E pure l’argento all’esordio nella World League Classic. E anche con l’arrivo dell’età matura per Castro, poi della vecchiaia e della malattia, si passava sempre attraverso mazza e palline per scrivere pagine di politica internazionale. Venti anni fa, l’avvio dell’uscita dal freezer dei rapporti diplomatici tra Cuba e Stati Uniti fu suggellata dall’amichevole allo stadio Latinoamericano – quello delle partitelle con il Che –, 50 mila spettatori ad ammirare i Baltimore Orioles, 40 anni dopo per una squadra americana sull’Isola, per volere sia di Castro che dell’amministrazione targata Bill Clinton, che stava allentando le maglie dell’embargo.

E tre anni dopo ancora baseball, il pezzo forte della visita dell’ex inquilino della Casa Bianca, Jimmy Carter, altra tappa per ammorbidire le parti, invitato a una partita con l’onore del primo lancio. E pure per la visita di Barack Obama, nel 2016, nel menu c’era baseball, amichevole tra la nazionale di casa e i Tampa Bay Blue Rays. Sulla tribune con il presidente americano sedeva Raul, il fratello. Incoronato da Fidel, da tempo ammalato. Ma che fino alla fine non ha mai accettato (anche attraverso forme di violenze, di repressione per i dissidenti) che i migliori giocatori di baseball cubani, dilettanti – il professionismo venne abolito proprio da lui, 60 anni fa perché per interessi commerciali avrebbe trasformato le Olimpiadi e le altre competizioni in semplice mercanzia – provassero ad abbandonare la Isla per gli Stati Uniti, per una carriera ad alto livello, per tanti e tanti pezzi verdi in tasca.

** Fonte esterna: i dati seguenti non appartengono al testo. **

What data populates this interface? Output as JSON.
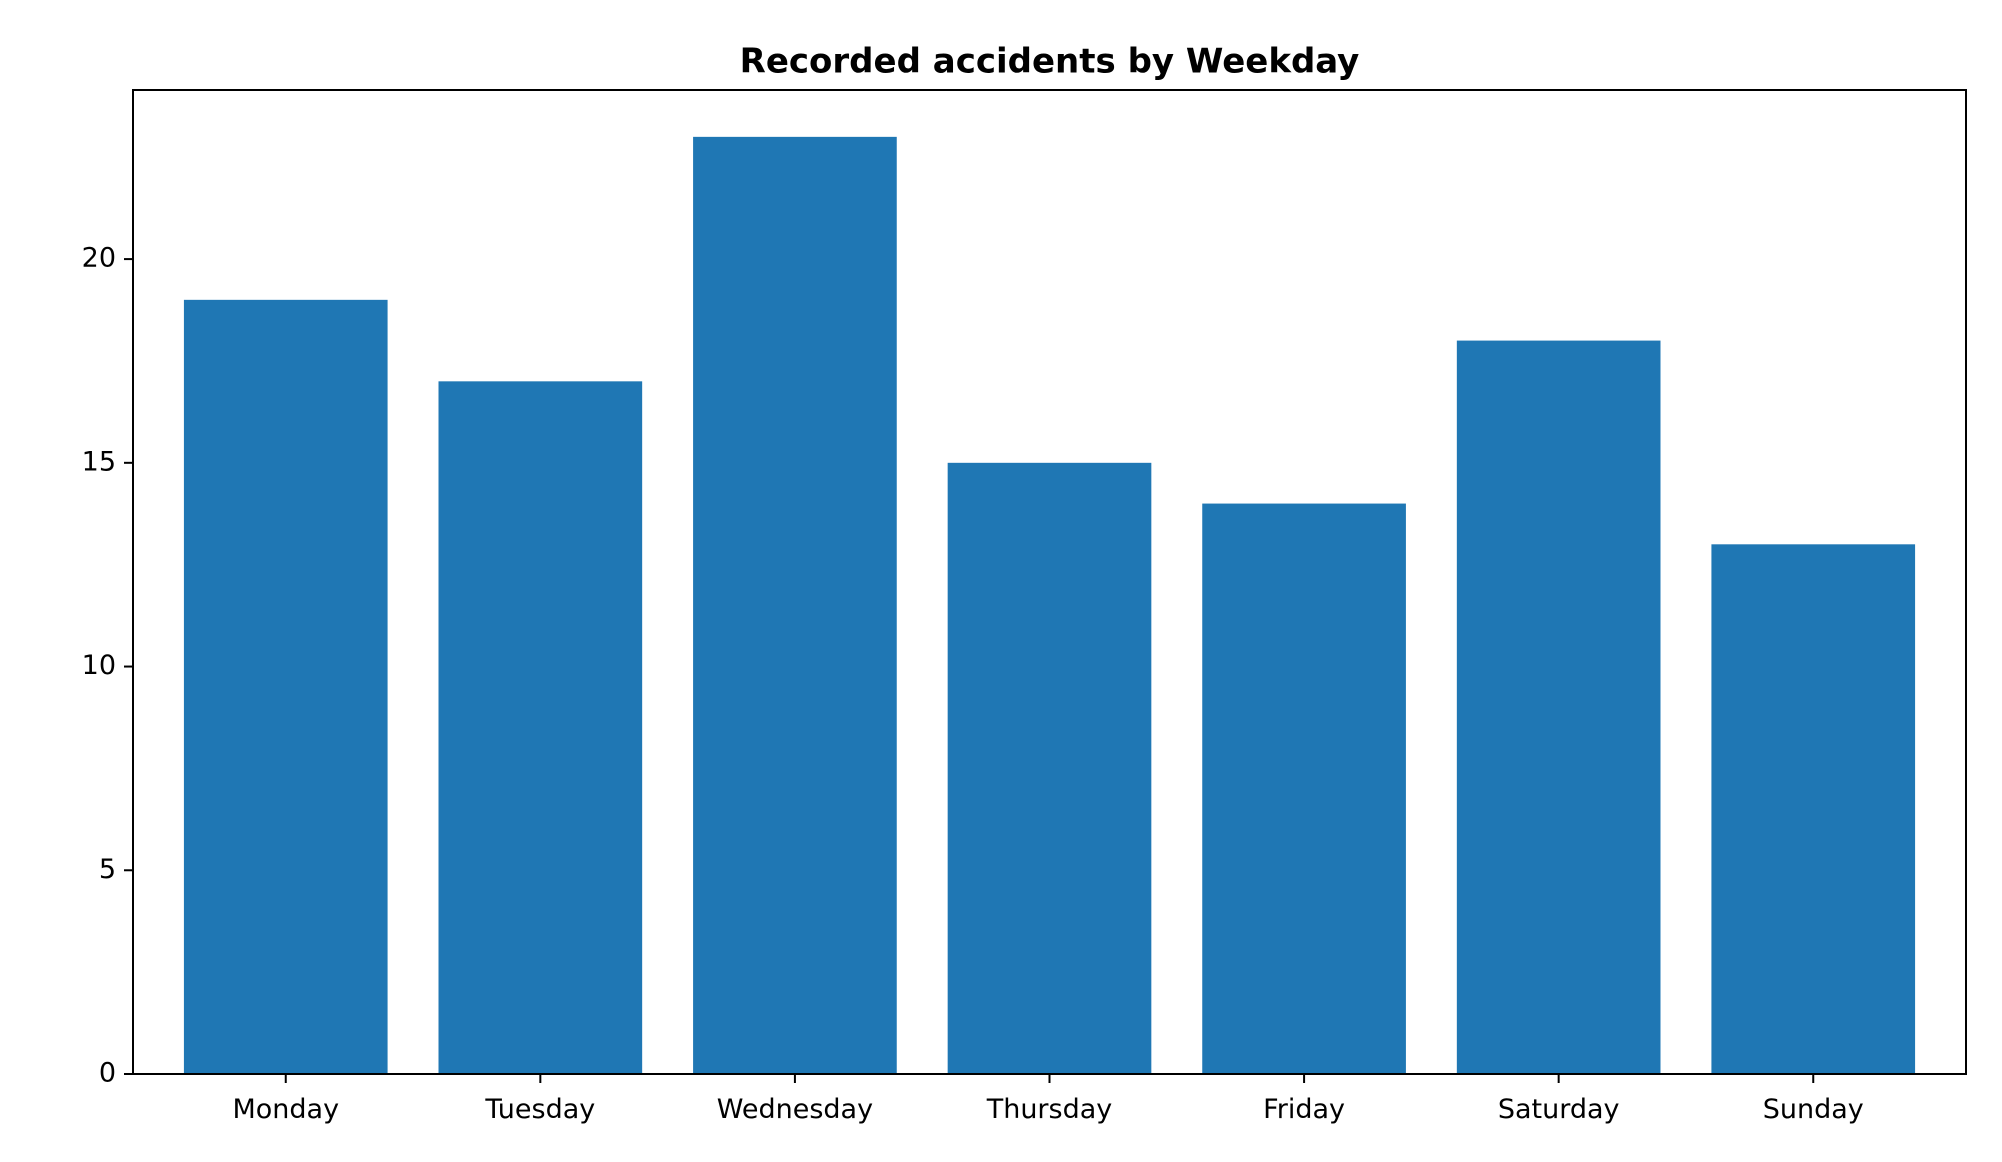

Come negli anni passati è accaduto con Yeonis Cespedes, star nazionale con contratto da oltre 100 milioni di dollari ai New York Mets. Uno di quelli che non ha più vissuto l’obbligo (ora rimosso) di versare l’80% del salario al governo cubano. Una delusione per Fidel pari solo alla sconfitta della nazionale cubana in finale alle Olimpiadi di Pechino, contro la Corea del Sud, amica degli yankees che proprio Cuba aveva eliminato in semifinale. Mentre una soddisfazione gli è arrivata da Omar Linares, uno dei peloteri più forti della storia cubana, che rifiutò un contratto a tante cifre dai New York Yankees, speigando di preferire di giocare per dieci milioni di cubani, piuttosto che per dieci milioni di dollari.